Scenario: Dynamic Tool Selection
In this scenario, the LLM first requests a list of available tools from the MCP server and then decides which one to use based on the user's prompt. The MCP server will only return tools that are currently healthy.
User Prompt: "What's the weather in London?"
LLM Thought:
I need to find the weather. I should see what tools are available.
[LLM calls MCP server's ListTools method]
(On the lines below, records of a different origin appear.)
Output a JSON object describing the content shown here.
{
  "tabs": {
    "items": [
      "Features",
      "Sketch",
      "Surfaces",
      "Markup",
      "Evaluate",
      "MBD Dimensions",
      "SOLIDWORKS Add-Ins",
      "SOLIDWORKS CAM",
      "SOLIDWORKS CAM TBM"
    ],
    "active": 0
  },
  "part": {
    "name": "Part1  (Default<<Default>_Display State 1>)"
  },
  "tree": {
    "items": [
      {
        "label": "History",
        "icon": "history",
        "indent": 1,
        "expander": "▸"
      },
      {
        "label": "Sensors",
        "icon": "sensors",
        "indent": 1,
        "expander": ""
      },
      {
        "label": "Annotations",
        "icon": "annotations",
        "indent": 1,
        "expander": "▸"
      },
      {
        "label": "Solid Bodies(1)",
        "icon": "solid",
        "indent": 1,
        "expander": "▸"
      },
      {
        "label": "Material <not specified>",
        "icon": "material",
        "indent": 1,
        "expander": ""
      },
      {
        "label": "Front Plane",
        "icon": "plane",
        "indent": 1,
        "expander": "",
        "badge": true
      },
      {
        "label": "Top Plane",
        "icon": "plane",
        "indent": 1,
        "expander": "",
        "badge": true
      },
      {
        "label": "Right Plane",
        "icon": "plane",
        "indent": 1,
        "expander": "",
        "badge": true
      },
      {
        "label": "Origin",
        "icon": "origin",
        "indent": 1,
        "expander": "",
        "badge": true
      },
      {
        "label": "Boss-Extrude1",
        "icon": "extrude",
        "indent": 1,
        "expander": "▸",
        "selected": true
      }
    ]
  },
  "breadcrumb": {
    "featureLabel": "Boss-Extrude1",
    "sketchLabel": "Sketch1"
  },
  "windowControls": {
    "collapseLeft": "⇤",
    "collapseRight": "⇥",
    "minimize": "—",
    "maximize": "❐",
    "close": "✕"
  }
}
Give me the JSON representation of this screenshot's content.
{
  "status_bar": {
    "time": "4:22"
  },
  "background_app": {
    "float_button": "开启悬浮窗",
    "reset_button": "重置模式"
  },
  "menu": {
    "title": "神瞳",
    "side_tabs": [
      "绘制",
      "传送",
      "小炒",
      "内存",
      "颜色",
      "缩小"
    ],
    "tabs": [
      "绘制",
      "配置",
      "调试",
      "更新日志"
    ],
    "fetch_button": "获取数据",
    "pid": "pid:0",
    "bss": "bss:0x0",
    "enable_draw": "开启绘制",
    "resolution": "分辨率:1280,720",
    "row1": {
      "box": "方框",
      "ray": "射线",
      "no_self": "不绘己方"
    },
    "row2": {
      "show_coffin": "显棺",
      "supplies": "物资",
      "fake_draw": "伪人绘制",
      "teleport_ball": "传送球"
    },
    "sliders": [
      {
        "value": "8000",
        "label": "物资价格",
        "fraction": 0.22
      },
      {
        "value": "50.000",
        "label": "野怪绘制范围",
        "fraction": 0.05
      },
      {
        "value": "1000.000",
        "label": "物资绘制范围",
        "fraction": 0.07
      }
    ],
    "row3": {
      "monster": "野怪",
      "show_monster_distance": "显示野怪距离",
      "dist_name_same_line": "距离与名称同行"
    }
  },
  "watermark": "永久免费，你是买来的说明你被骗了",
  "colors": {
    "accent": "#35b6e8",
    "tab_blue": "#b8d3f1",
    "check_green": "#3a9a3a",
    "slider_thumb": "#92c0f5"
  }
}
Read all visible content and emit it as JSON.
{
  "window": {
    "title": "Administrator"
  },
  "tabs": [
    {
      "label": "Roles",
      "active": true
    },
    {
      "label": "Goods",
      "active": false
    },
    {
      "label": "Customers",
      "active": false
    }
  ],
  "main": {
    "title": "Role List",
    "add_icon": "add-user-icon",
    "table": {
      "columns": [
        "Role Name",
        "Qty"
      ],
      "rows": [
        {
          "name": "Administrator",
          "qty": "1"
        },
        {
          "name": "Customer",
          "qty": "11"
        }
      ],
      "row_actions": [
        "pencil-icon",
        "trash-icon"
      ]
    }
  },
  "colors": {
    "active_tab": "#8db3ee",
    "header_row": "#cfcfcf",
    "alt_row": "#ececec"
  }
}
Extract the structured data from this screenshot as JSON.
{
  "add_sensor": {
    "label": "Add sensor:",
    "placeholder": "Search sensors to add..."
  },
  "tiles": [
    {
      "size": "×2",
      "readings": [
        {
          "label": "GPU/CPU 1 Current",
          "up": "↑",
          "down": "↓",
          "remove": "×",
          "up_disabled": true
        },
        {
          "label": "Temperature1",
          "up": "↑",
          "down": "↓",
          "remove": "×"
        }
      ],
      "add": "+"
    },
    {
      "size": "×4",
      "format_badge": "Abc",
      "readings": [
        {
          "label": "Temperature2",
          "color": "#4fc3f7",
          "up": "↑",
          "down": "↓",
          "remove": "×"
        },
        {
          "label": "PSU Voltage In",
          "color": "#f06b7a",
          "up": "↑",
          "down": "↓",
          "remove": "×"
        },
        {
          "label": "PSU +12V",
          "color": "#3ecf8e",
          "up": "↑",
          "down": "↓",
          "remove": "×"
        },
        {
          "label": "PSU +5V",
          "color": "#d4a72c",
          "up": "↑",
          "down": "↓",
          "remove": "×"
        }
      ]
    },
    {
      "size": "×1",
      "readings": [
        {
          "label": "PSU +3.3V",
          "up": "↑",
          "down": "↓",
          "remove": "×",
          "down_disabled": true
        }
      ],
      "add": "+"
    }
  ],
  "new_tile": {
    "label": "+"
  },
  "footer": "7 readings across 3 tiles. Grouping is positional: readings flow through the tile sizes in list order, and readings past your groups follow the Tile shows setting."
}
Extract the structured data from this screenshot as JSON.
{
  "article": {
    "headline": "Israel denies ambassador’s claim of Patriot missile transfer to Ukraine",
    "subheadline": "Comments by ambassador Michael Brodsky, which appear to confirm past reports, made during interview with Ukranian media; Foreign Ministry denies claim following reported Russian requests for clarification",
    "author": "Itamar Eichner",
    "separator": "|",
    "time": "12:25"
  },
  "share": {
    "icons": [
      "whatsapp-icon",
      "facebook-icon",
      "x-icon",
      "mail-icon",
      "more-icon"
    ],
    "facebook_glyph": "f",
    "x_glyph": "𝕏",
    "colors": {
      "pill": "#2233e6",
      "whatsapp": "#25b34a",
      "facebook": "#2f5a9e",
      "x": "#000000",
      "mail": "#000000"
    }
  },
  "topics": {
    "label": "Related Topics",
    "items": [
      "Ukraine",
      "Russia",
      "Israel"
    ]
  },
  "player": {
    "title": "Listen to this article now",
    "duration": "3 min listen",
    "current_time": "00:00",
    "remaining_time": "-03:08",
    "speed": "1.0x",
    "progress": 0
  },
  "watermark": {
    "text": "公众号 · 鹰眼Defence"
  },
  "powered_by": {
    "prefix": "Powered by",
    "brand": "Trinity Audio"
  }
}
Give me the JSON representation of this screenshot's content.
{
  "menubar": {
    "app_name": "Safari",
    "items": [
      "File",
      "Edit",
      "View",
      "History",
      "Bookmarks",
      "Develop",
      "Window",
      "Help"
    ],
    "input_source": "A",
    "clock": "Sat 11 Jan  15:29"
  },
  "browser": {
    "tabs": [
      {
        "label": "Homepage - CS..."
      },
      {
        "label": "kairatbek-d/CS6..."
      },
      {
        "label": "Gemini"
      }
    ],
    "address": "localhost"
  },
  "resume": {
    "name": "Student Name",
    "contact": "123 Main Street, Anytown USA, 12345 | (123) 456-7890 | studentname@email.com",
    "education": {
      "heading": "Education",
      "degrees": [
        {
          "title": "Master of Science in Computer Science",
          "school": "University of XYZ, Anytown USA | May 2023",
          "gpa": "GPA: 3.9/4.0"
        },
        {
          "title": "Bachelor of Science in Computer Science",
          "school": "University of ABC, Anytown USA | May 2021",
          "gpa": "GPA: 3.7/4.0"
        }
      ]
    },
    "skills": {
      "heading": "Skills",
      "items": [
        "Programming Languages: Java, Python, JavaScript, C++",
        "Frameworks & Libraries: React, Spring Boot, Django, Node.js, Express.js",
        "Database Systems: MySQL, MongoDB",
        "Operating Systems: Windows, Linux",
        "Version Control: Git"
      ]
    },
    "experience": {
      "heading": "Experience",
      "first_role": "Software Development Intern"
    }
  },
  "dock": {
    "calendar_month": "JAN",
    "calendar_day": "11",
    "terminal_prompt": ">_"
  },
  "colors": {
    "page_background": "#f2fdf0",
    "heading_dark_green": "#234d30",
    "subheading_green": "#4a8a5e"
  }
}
The web_search tool seems appropriate. I will use it to search for "weather in London".
[LLM calls MCP server's RunTool method with web_search]
By following this guide, you can extend the MCP server with new capabilities and integrate it into a variety of applications. The modular design and dual API make it a flexible and scalable platform for building intelligent agents.